Apple has been granted a patent (number US 20230101619 A1) for “electrical bicycle (e-bike) detector for energy expenditure estimation. The goal is for the Apple Watch to have better interaction with e-bikes.
About the patent
An e-bike is a bicycle with an integrated electric motor used to assist the rider’s pedal-power. Apple says that, because of this propulsion assistance, the wearable device overestimates WR METs, resulting in an inaccurate calculation of the user’s energy expenditure.
What’s more, modern wearable devices such as the Apple Watch are often used by individuals during fitness activities to determine their energy expenditure during the fitness activity. Some wearable devices include inertial sensors (e.g., accelerometers, angular rate sensors) that are used to estimate a work rate (WR) based metabolic equivalent of task (MET) for the user wearing the device.
Some wearable devices also include a heart rate (HR) sensor that provides HR data that can be used with user estimated VO.sub.2 MAX (maximal oxygen consumption) and other data (e.g., users weight, age) to estimate the user’s HR based MET.

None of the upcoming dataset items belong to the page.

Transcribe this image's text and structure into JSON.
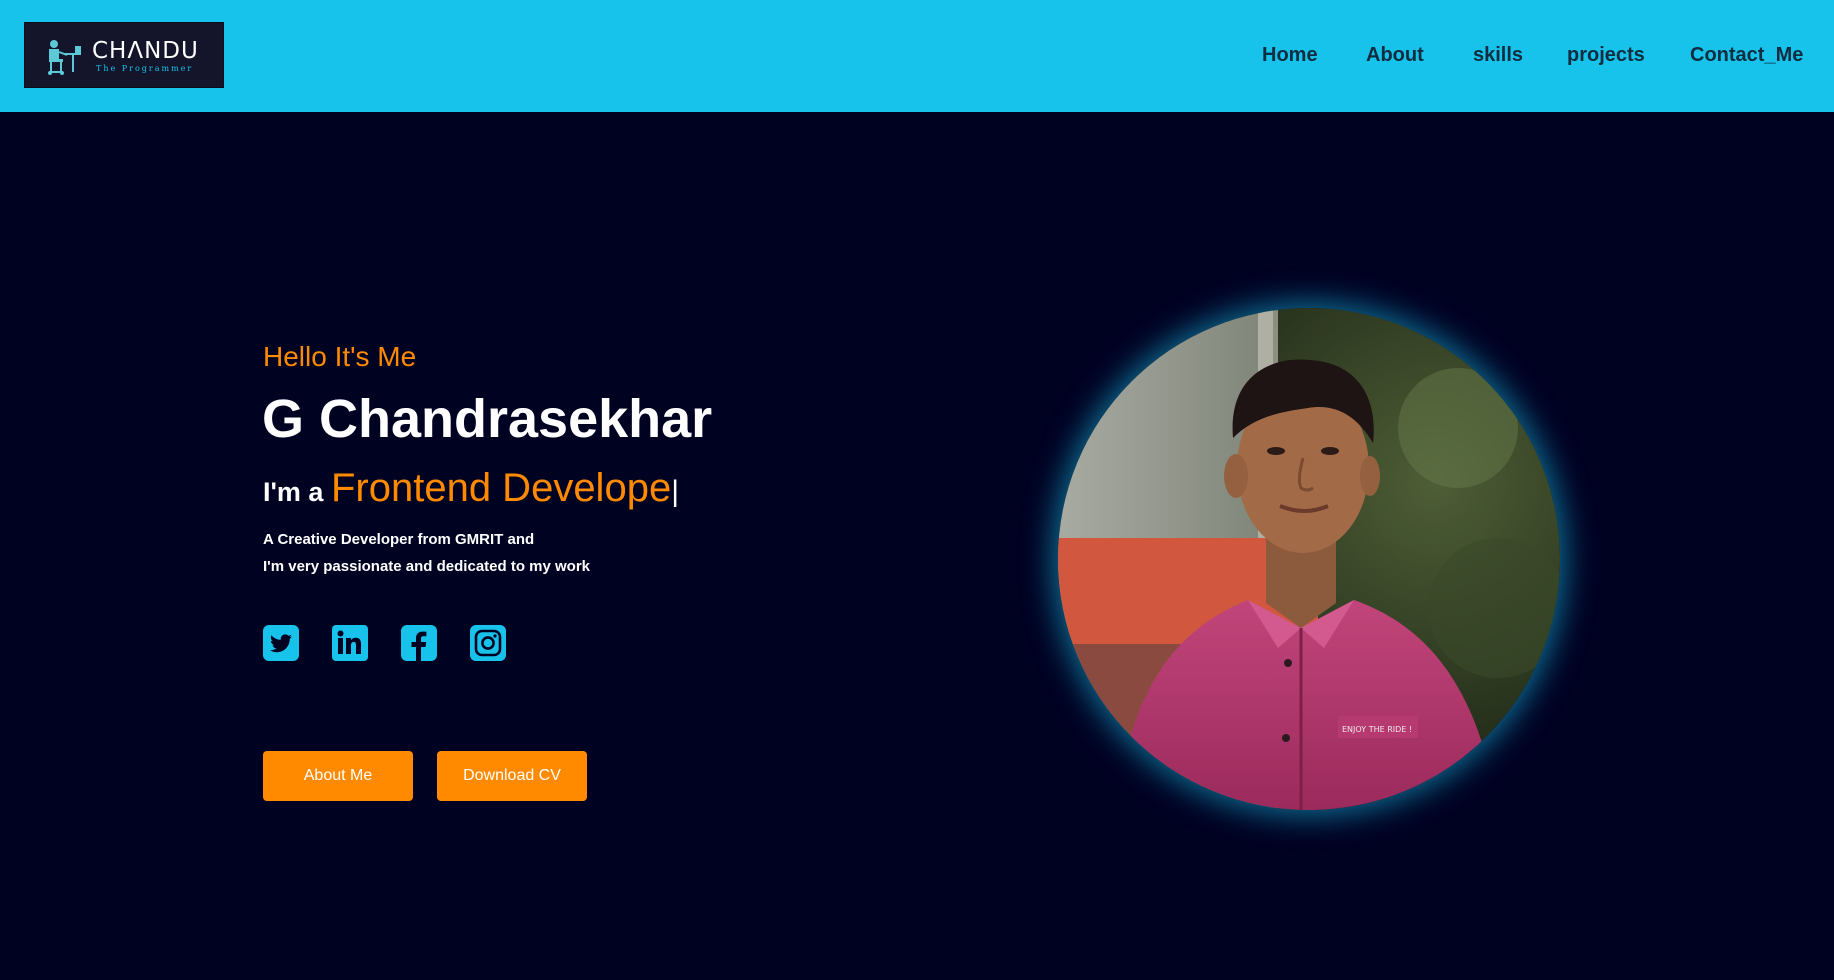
{
  "brand": {
    "title": "CHΛNDU",
    "subtitle": "The Programmer",
    "icon": "programmer-desk-icon"
  },
  "nav": {
    "items": [
      {
        "label": "Home"
      },
      {
        "label": "About"
      },
      {
        "label": "skills"
      },
      {
        "label": "projects"
      },
      {
        "label": "Contact_Me"
      }
    ]
  },
  "hero": {
    "greeting": "Hello It's Me",
    "name": "G Chandrasekhar",
    "role_prefix": "I'm a",
    "role_highlight": "Frontend Develope",
    "caret": "|",
    "description_lines": [
      "A Creative Developer from GMRIT and",
      "I'm very passionate and dedicated to my work"
    ],
    "social": [
      {
        "icon": "twitter-icon"
      },
      {
        "icon": "linkedin-icon"
      },
      {
        "icon": "facebook-icon"
      },
      {
        "icon": "instagram-icon"
      }
    ],
    "buttons": {
      "about": "About Me",
      "cv": "Download CV"
    },
    "photo_shirt_text": "ENJOY THE RIDE !"
  },
  "colors": {
    "nav_bg": "#18c3eb",
    "page_bg": "#000222",
    "accent": "#ff8a00",
    "icon": "#18c3eb"
  }
}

Apple wants the Apple Watch to be able to combine the WR MET and HR MET to combine “in a suitable manner” to determine the energy expenditure of a e-bike user.
Summary of the patent
Here’s Apple’s abstract of the patent: “Embodiments are disclosed for an electrical bicycle detector for energy expenditure estimation. In an embodiment, a method comprises: determining heart rate energy expenditure of a user wearing or holding the device; determining work rate energy expenditure of a user wearing or holding the device; determining a probability that the user is riding an electrical bike based on the heart rate energy expenditure and the work rate energy expenditure; determining whether or not the probability meets a condition corresponding to a threshold probability; and in accordance with the probability meeting the condition corresponding to the threshold probability: adjusting the work rate energy expenditure; and generating fitness data based at least on the adjusted work rate energy expenditure.”